[Editoriale pubblicato sul numero di luglio della newsletter del Settore Politiche del Lavoro e del Settore Formazione Professionale della Provincia di Foggia. Qui il numero integrale, per quanti volessero scaricarlo]
Ancora prima che la Consulta dichiarasse l’incostituzionalità della riforma delle Province, dal Governo erano giunti segnali, se non di ripensamento, almeno di un diverso approccio al problema del futuro dell’ente intermedio, e su un tema caldissimo quale il sostegno all’occupazione giovanile e alle politiche attive per il lavoro.
Il piano europeo di contrasto alla disoccupazione giovanile destina all’Italia 1,5 miliardi che si spera di poter spendere subito, tra il 2014 e il 2015, anziché spalmarli sui sette anni di durata del progetto europeo. Ma come?
Si è discusso se far gestire questi finanziamenti ai servizi pubblici per il lavoro oppure a quelli privati e alla fine è prevalsa la prima ipotesi. Ma i servizi territoriali sono attualmente affidati alle Province, destinate comunque alla soppressione, almeno stando alle dichiarazioni programmatiche del Premier e alle dichiarazioni degli esponenti del Governo.
La privatizzazione della gestione dei finanziamenti comunitari, oltre che essere azzardata, sembra improponibile. Come ha spiegato il sottosegretario al Lavoro, Carlo Dell’Aringa, ”l’Italia ha una tradizione modesta nel campo dei servizi per il lavoro, per i quali spende un decimo della Germania, e questo è uno dei mali del Paese”. Più che privatizzare, si tratta dunque di potenziare i servizi pubblici per il lavoro.
“La Germania – ha detto ancora Dell’Aringa – spende in questo campo 5 miliardi all’anno e impiega nel settore 70 mila dipendenti. Noi investiamo nei servizi per l’impiego 500 milioni all’anno, con un personale di 7.000 dipendenti. Il risultato è che in Germania c’è meno disoccupazione e si spende meno per gli ammortizzatori sociali. Su apprendistato, alternanza scuola-lavoro, formazione professionale, l’Italia è agli ultimi posti nelle classifiche dei paesi sviluppati”.

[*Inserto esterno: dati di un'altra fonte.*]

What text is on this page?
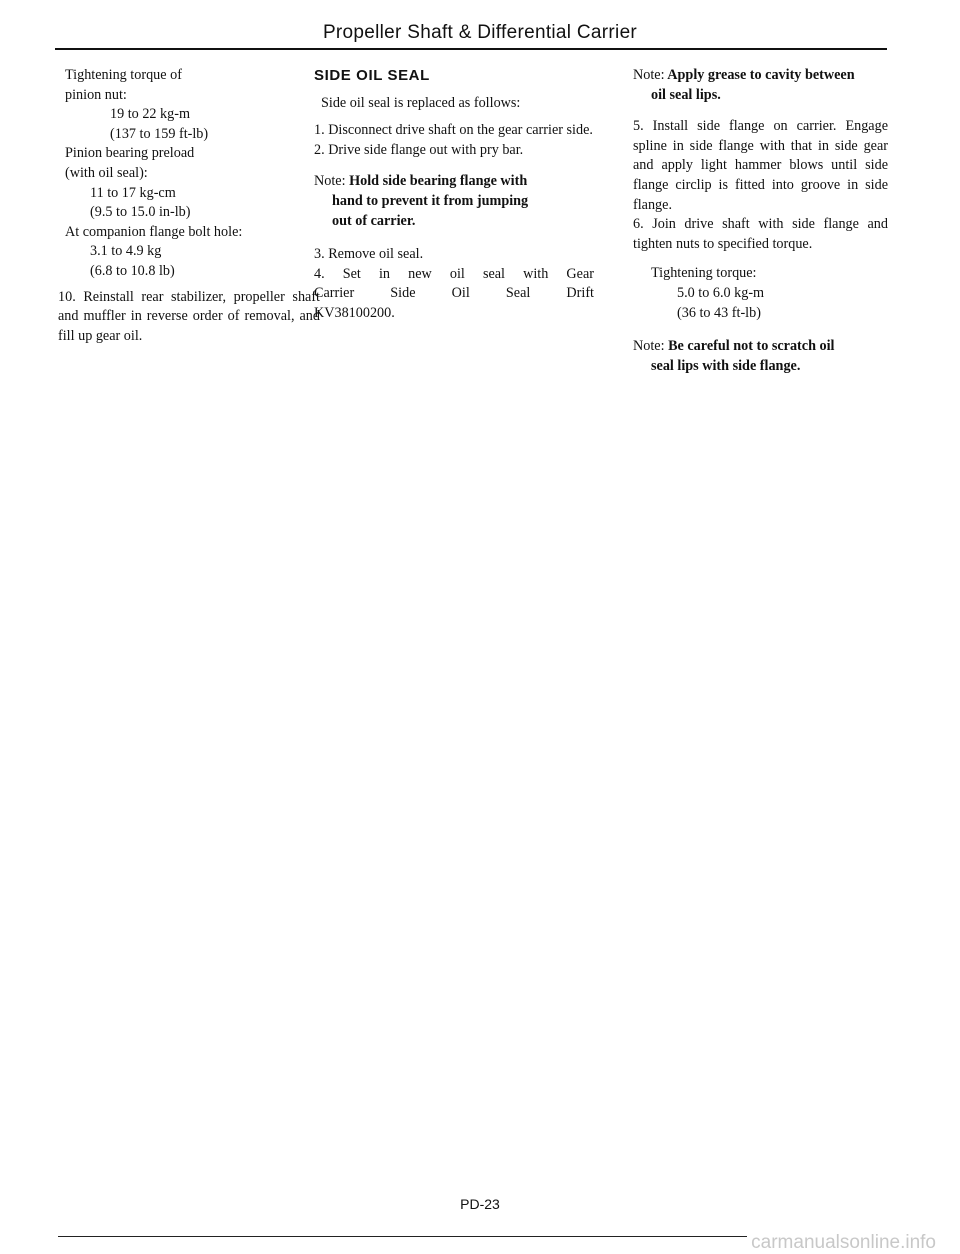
Propeller Shaft & Differential Carrier

Tightening torque of

pinion nut:

19 to 22 kg-m

(137 to 159 ft-lb)

Pinion bearing preload

(with oil seal):

11 to 17 kg-cm

(9.5 to 15.0 in-lb)

At companion flange bolt hole:

3.1 to 4.9 kg

(6.8 to 10.8 lb)

10. Reinstall rear stabilizer, propeller shaft and muffler in reverse order of removal, and fill up gear oil.

SIDE OIL SEAL

Side oil seal is replaced as follows:

1. Disconnect drive shaft on the gear carrier side.

2. Drive side flange out with pry bar.

Note: Hold side bearing flange with

hand to prevent it from jumping

out of carrier.

3. Remove oil seal.

4. Set in new oil seal with Gear

Carrier Side Oil Seal Drift

KV38100200.

Note: Apply grease to cavity between

oil seal lips.

5. Install side flange on carrier. Engage spline in side flange with that in side gear and apply light hammer blows until side flange circlip is fitted into groove in side flange.

6. Join drive shaft with side flange and tighten nuts to specified torque.

Tightening torque:

5.0 to 6.0 kg-m

(36 to 43 ft-lb)

Note: Be careful not to scratch oil

seal lips with side flange.

PD-23
carmanualsonline.info
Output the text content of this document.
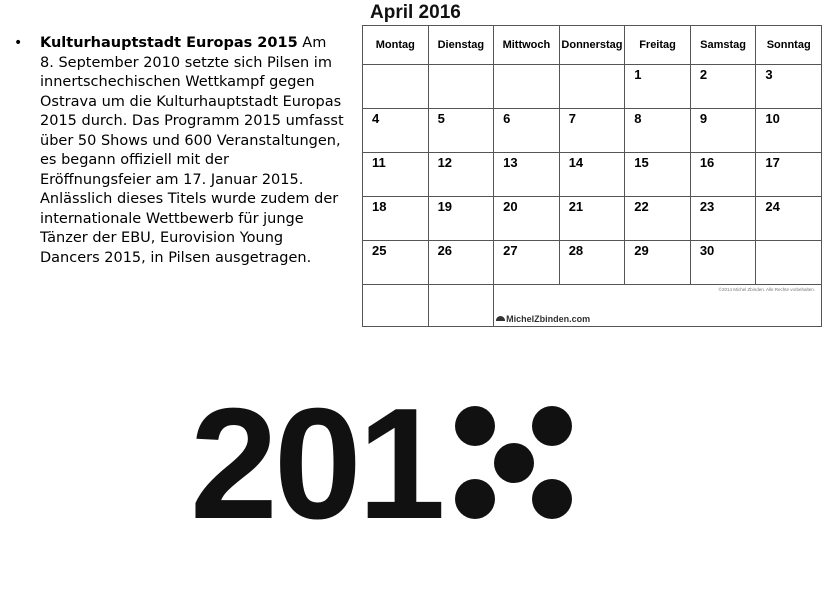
• Kulturhauptstadt Europas 2015 Am 8. September 2010 setzte sich Pilsen im innertschechischen Wettkampf gegen Ostrava um die Kulturhauptstadt Europas 2015 durch. Das Programm 2015 umfasst über 50 Shows und 600 Veranstaltungen, es begann offiziell mit der Eröffnungsfeier am 17. Januar 2015. Anlässlich dieses Titels wurde zudem der internationale Wettbewerb für junge Tänzer der EBU, Eurovision Young Dancers 2015, in Pilsen ausgetragen.
April 2016
Montag	Dienstag	Mittwoch	Donnerstag	Freitag	Samstag	Sonntag
				1	2	3
4	5	6	7	8	9	10
11	12	13	14	15	16	17
18	19	20	21	22	23	24
25	26	27	28	29	30	

		©2014 Michel Zbinden. Alle Rechte vorbehalten.
MichelZbinden.com				
201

Ma come saranno articolati i nuovi servizi pubblici per l’impiego, visto che la sorte delle Province che ne gestiscono un pezzo tutt’altro che marginale, sembra segnata.
Su La Voce Info, Luigi Olivieri ha posto il problema con molta chiarezza: “Le province sono un convitato di pietra, perché sono loro a gestire direttamente i servizi pubblici, mediante i centri per l’impiego. Se l’intento è potenziare questi uffici, il Governo deve decidere senza più alcun indugio quale ente avrà la titolarità dei centri per l’impiego. Non si può rinviare la questione alle calende greche di una legge costituzionale che abolisca (scelta, per altro, discutibile) le province, perché non sarebbe possibile attivare le azioni in assenza del potenziamento degli uffici, troppo sottodotati in risorse e personale (dieci volte meno della Germania) per poter garantire efficienza.”
Ed ecco il colpo di scena. Le modifiche organizzative ai servizi per l’impiego cui il Ministero sta lavorando riguarderanno più che altro i livelli “alti” della struttura. In basso si punta al potenziamento dei Centri per l’Impiego. E con la partecipazione delle Province. A dirlo è stato proprio il sottosegretario dell’Aringa, che ha parlato di “una struttura di missione del Ministero del Lavoro, con la partecipazione di Regioni, Province, Camere di Commercio e due agenzie ministeriali”, la cui mission sarà proprio “il rafforzamento dei centri per l’impiego”.